Les premiers imprimeurs qui s’établirent en France travaillèrent sans concurrents, et ne tardèrent pas à faire une fortune honnête. Cependant, ce ne fut ni sur Homère, ni sur Virgile, ni sur quelque auteur de cette volée que l’imprimerie naissante s’essaya. On commença par de petits ouvrages de peu de valeur, de peu d’étendue et du goût d’un siècle barbare. Il est à présumer que ceux qui approchèrent nos anciens typographes, jaloux de consacrer les prémices de l’art à la science qu’ils professaient et qu’ils devaient regarder comme la seule essentielle, eurent quelque influence sur leur choix. Je trouverais tout simple qu’un capucin eût conseillé à Gutenberg de débuter par la Règle de saint François ; mais indépendamment de la nature et du mérite réel d’un ouvrage, la nouveauté de l’invention, la beauté de l’exécution, la différence de prix d’un livre imprimé et d’un manuscrit, tout favorisait le prompt débit du premier.

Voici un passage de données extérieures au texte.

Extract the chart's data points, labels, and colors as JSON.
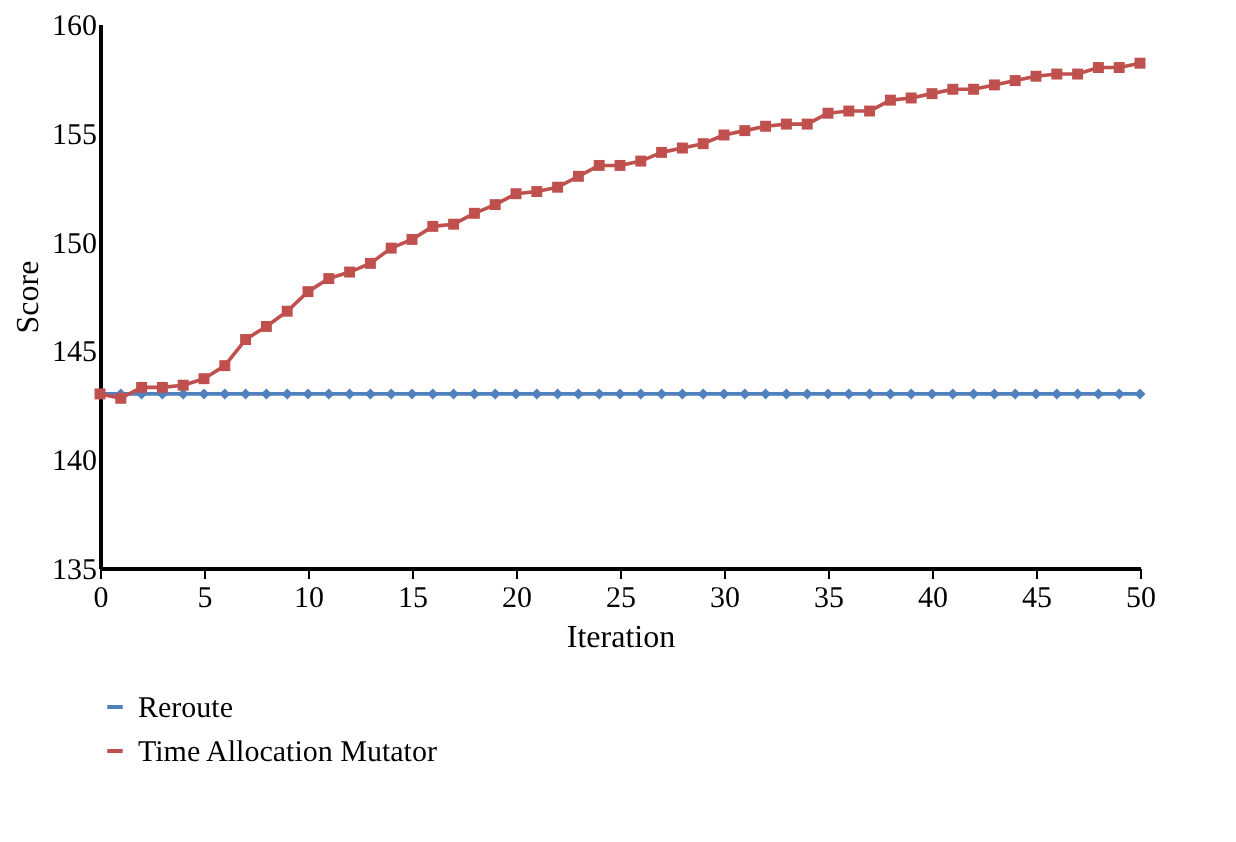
{
  "chart_data": {
    "type": "line",
    "xlabel": "Iteration",
    "ylabel": "Score",
    "x": [
      0,
      1,
      2,
      3,
      4,
      5,
      6,
      7,
      8,
      9,
      10,
      11,
      12,
      13,
      14,
      15,
      16,
      17,
      18,
      19,
      20,
      21,
      22,
      23,
      24,
      25,
      26,
      27,
      28,
      29,
      30,
      31,
      32,
      33,
      34,
      35,
      36,
      37,
      38,
      39,
      40,
      41,
      42,
      43,
      44,
      45,
      46,
      47,
      48,
      49,
      50
    ],
    "series": [
      {
        "name": "Reroute",
        "color": "#4f81bd",
        "marker": "diamond",
        "values": [
          143,
          143,
          143,
          143,
          143,
          143,
          143,
          143,
          143,
          143,
          143,
          143,
          143,
          143,
          143,
          143,
          143,
          143,
          143,
          143,
          143,
          143,
          143,
          143,
          143,
          143,
          143,
          143,
          143,
          143,
          143,
          143,
          143,
          143,
          143,
          143,
          143,
          143,
          143,
          143,
          143,
          143,
          143,
          143,
          143,
          143,
          143,
          143,
          143,
          143,
          143
        ]
      },
      {
        "name": "Time Allocation Mutator",
        "color": "#c0504d",
        "marker": "square",
        "values": [
          143.0,
          142.8,
          143.3,
          143.3,
          143.4,
          143.7,
          144.3,
          145.5,
          146.1,
          146.8,
          147.7,
          148.3,
          148.6,
          149.0,
          149.7,
          150.1,
          150.7,
          150.8,
          151.3,
          151.7,
          152.2,
          152.3,
          152.5,
          153.0,
          153.5,
          153.5,
          153.7,
          154.1,
          154.3,
          154.5,
          154.9,
          155.1,
          155.3,
          155.4,
          155.4,
          155.9,
          156.0,
          156.0,
          156.5,
          156.6,
          156.8,
          157.0,
          157.0,
          157.2,
          157.4,
          157.6,
          157.7,
          157.7,
          158.0,
          158.0,
          158.2
        ]
      }
    ],
    "xlim": [
      0,
      50
    ],
    "xticks": [
      0,
      5,
      10,
      15,
      20,
      25,
      30,
      35,
      40,
      45,
      50
    ],
    "ylim": [
      135,
      160
    ],
    "yticks": [
      135,
      140,
      145,
      150,
      155,
      160
    ],
    "grid": false,
    "legend": "bottom left",
    "line_style": "solid"
  }
}
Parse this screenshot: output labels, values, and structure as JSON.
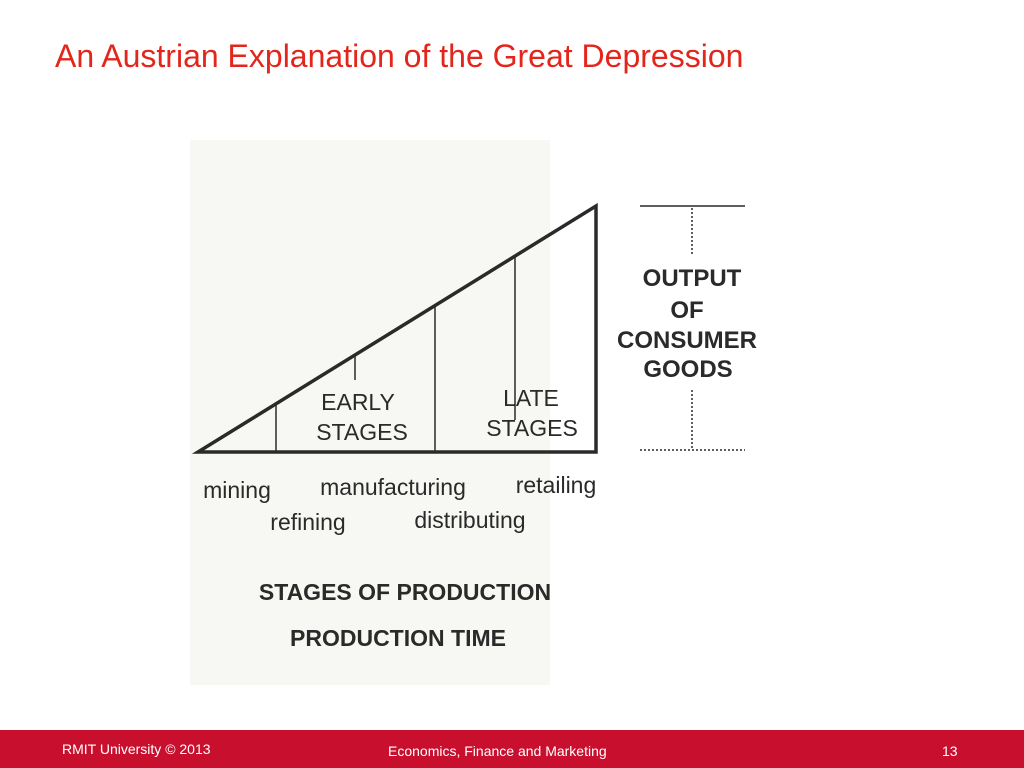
{
  "slide": {
    "title": "An Austrian Explanation of the Great Depression"
  },
  "diagram": {
    "stage_labels": {
      "early_line1": "EARLY",
      "early_line2": "STAGES",
      "late_line1": "LATE",
      "late_line2": "STAGES"
    },
    "output_label": [
      "OUTPUT",
      "OF",
      "CONSUMER",
      "GOODS"
    ],
    "stages": {
      "mining": "mining",
      "refining": "refining",
      "manufacturing": "manufacturing",
      "distributing": "distributing",
      "retailing": "retailing"
    },
    "axis_title": "STAGES OF PRODUCTION",
    "axis_subtitle": "PRODUCTION TIME"
  },
  "footer": {
    "copyright": "RMIT University © 2013",
    "department": "Economics, Finance and Marketing",
    "page_number": "13"
  },
  "colors": {
    "title": "#e3261c",
    "footer_background": "#c8102e",
    "footer_text": "#ffffff"
  }
}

Après ces essais de l’art le plus important qu’on pût imaginer pour la propagation et la durée des connaissances humaines, essais que cet art n’offrait au public que comme des gages de ce qu’on en pouvait attendre un jour, qu’on ne dut pas rechercher longtemps, parce qu’ils étaient destinés à tomber dans le mépris à mesure qu’on s’éclairerait, et qui ne sont aujourd’hui précieusement recueillis que par la curiosité bizarre de quelques personnages singuliers qui préfèrent un livre rare à un bon livre, un bibliomane comme moi, un érudit qui s’occupe de l’histoire de la typographie, comme le professeur Schepfling, ont entrepris des ouvrages d’une utilité générale et d’un usage journalier.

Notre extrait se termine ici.